Republican US presidential candidate Donald Trump gestures during his victory speech as his wife Melania, looks on at his 2016 New Hampshire presidential primary night rally in Manchester, New Hampshire February 9, 2016.
We are through the first caucus and the first primary, yet both races remain intriguing and oh so hard to predict. “We are going to do something so good and so fast and so strong and the world is going to respect us again”.
“I know I have some work to do, particularly with young people”, Clinton said during a concession speech. “As a public servant, it requires me to do all that I can to ensure that every person lives with dignity and security”. “But they’re also hungry”. Do they want someone who expresses their rage but maybe can’t deliver on much of anything they promise, or do they settle for someone who might be able to get them something close to what they want?
If Mr Rubio and the governors finish in a pack, it is likely to frustrate Republican Party elites who are eager to coalesce around a single more mainstream candidate to challenge Mr Trump and Mr Cruz, whom they believe could be unelectable in the November general election. Or will the Republican establishment end up having no choice but to support Kasich, despite his more liberal stance on immigration reform and his support of universal health coverage, if Trump is to be stopped?
On the Democratic front, Clinton failed to confound polls that for weeks predicted a large victory for her insurgent challenger Sanders, who is big on erasing economic inequality.
Also in the fray for primary scraps were former Florida governor Jeb Bush and Senator Marco Rubio.

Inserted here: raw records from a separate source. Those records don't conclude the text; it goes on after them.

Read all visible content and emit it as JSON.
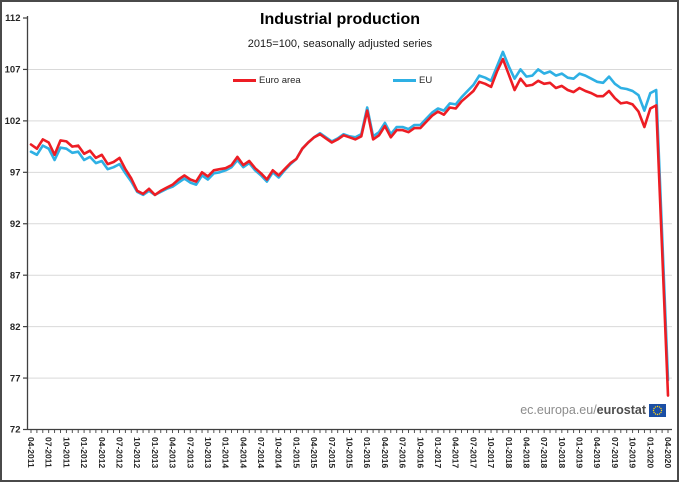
{
  "header": {
    "title": "Industrial production",
    "subtitle": "2015=100, seasonally adjusted series"
  },
  "watermark": {
    "prefix": "ec.europa.eu/",
    "brand": "eurostat",
    "flag_colors": {
      "background": "#1b4fa5",
      "stars": "#ffd617"
    }
  },
  "chart_data": {
    "type": "line",
    "title": "Industrial production",
    "subtitle": "2015=100, seasonally adjusted series",
    "grid": "horizontal",
    "legend_position": "top-inside",
    "colors": {
      "grid": "#d9d9d9",
      "axis": "#404040",
      "tick_text": "#262626"
    },
    "y_axis": {
      "min": 72,
      "max": 112,
      "tick_step": 5,
      "ticks": [
        72,
        77,
        82,
        87,
        92,
        97,
        102,
        107,
        112
      ]
    },
    "x_axis": {
      "point_count": 109,
      "months_per_label": 3,
      "first_month": "04-2011",
      "last_month": "04-2020",
      "tick_labels": [
        "04-2011",
        "07-2011",
        "10-2011",
        "01-2012",
        "04-2012",
        "07-2012",
        "10-2012",
        "01-2013",
        "04-2013",
        "07-2013",
        "10-2013",
        "01-2014",
        "04-2014",
        "07-2014",
        "10-2014",
        "01-2015",
        "04-2015",
        "07-2015",
        "10-2015",
        "01-2016",
        "04-2016",
        "07-2016",
        "10-2016",
        "01-2017",
        "04-2017",
        "07-2017",
        "10-2017",
        "01-2018",
        "04-2018",
        "07-2018",
        "10-2018",
        "01-2019",
        "04-2019",
        "07-2019",
        "10-2019",
        "01-2020",
        "04-2020"
      ]
    },
    "series": [
      {
        "name": "Euro area",
        "color": "#ed1d24",
        "values": [
          99.7,
          99.3,
          100.2,
          99.9,
          98.7,
          100.1,
          100.0,
          99.5,
          99.6,
          98.8,
          99.1,
          98.4,
          98.7,
          97.8,
          98.0,
          98.4,
          97.3,
          96.4,
          95.2,
          94.9,
          95.4,
          94.8,
          95.2,
          95.5,
          95.8,
          96.3,
          96.7,
          96.3,
          96.1,
          97.0,
          96.6,
          97.2,
          97.3,
          97.4,
          97.7,
          98.5,
          97.7,
          98.1,
          97.4,
          96.9,
          96.3,
          97.2,
          96.7,
          97.3,
          97.9,
          98.3,
          99.3,
          99.9,
          100.4,
          100.7,
          100.3,
          99.9,
          100.2,
          100.6,
          100.4,
          100.2,
          100.5,
          103.0,
          100.2,
          100.6,
          101.5,
          100.4,
          101.1,
          101.1,
          100.9,
          101.3,
          101.3,
          101.9,
          102.5,
          102.9,
          102.6,
          103.3,
          103.2,
          103.9,
          104.4,
          104.9,
          105.8,
          105.6,
          105.3,
          106.8,
          108.0,
          106.5,
          105.0,
          106.1,
          105.4,
          105.5,
          105.9,
          105.6,
          105.7,
          105.2,
          105.4,
          105.0,
          104.8,
          105.2,
          104.9,
          104.7,
          104.4,
          104.4,
          104.9,
          104.2,
          103.7,
          103.8,
          103.6,
          102.9,
          101.4,
          103.2,
          103.5,
          89.5,
          75.3
        ]
      },
      {
        "name": "EU",
        "color": "#2eb0e4",
        "values": [
          99.0,
          98.7,
          99.6,
          99.3,
          98.2,
          99.4,
          99.3,
          98.9,
          99.0,
          98.2,
          98.5,
          97.9,
          98.1,
          97.3,
          97.5,
          97.8,
          96.9,
          96.1,
          95.1,
          94.8,
          95.2,
          94.8,
          95.1,
          95.4,
          95.6,
          96.0,
          96.4,
          96.0,
          95.8,
          96.7,
          96.3,
          96.9,
          97.0,
          97.2,
          97.5,
          98.2,
          97.5,
          97.9,
          97.2,
          96.7,
          96.1,
          97.0,
          96.5,
          97.2,
          97.8,
          98.3,
          99.3,
          99.9,
          100.4,
          100.8,
          100.4,
          100.0,
          100.3,
          100.7,
          100.5,
          100.4,
          100.7,
          103.3,
          100.5,
          100.9,
          101.8,
          100.7,
          101.4,
          101.4,
          101.2,
          101.6,
          101.6,
          102.2,
          102.8,
          103.2,
          103.0,
          103.7,
          103.6,
          104.3,
          104.9,
          105.5,
          106.4,
          106.2,
          105.9,
          107.3,
          108.7,
          107.3,
          106.1,
          107.0,
          106.3,
          106.4,
          107.0,
          106.6,
          106.8,
          106.4,
          106.6,
          106.2,
          106.1,
          106.6,
          106.4,
          106.1,
          105.8,
          105.7,
          106.3,
          105.6,
          105.2,
          105.1,
          104.9,
          104.5,
          103.0,
          104.7,
          105.0,
          91.0,
          76.8
        ]
      }
    ]
  }
}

In a sign of Trump’s impact on the race, two-thirds of GOP voters said they supported a temporary ban on non-citizen Muslims entering the USA, a position the billionaire outlined a year ago amid rising fears of terrorism emanating from the Middle East. Like Trump, Sanders is an angry anti-establishment candidate who rouses great passions in the electorate and attracts some of the same voters Trump attracts, even though they are in different parties. “We’re going to win in South Carolina”, Trump said, looking down the campaign trail to the next stop. New Jersey Gov. Chris Christie, who finished a disappointing sixth in New Hampshire, told supporters he would return to his home on Wednesday to assess the future of his campaign. It also reflects the fact that New Hampshire is more hospitable to Sanders than coming contests in other states – including SC – will be.
In the week since her slim victory in the leadoff Iowa caucuses, Clinton’s campaign tried to lower expectations in New Hampshire, the site of her 2008 comeback. “We are going to make America great again”.
Meanwhile, the soft-spoken Kasich, whose campaign has focused on issues rather than personal attacks, put almost all his resources into doing well in New Hampshire. Santorum earned 23 percent of the New Hampshire evangelical vote in 2012, while 21 percent of evangelical voters voted for former Texas Rep. Ron Paul. Among those so-called superdelegates, Clinton already has a commanding 352-delegate edge in the race for the 2,382 needed to win the nomination.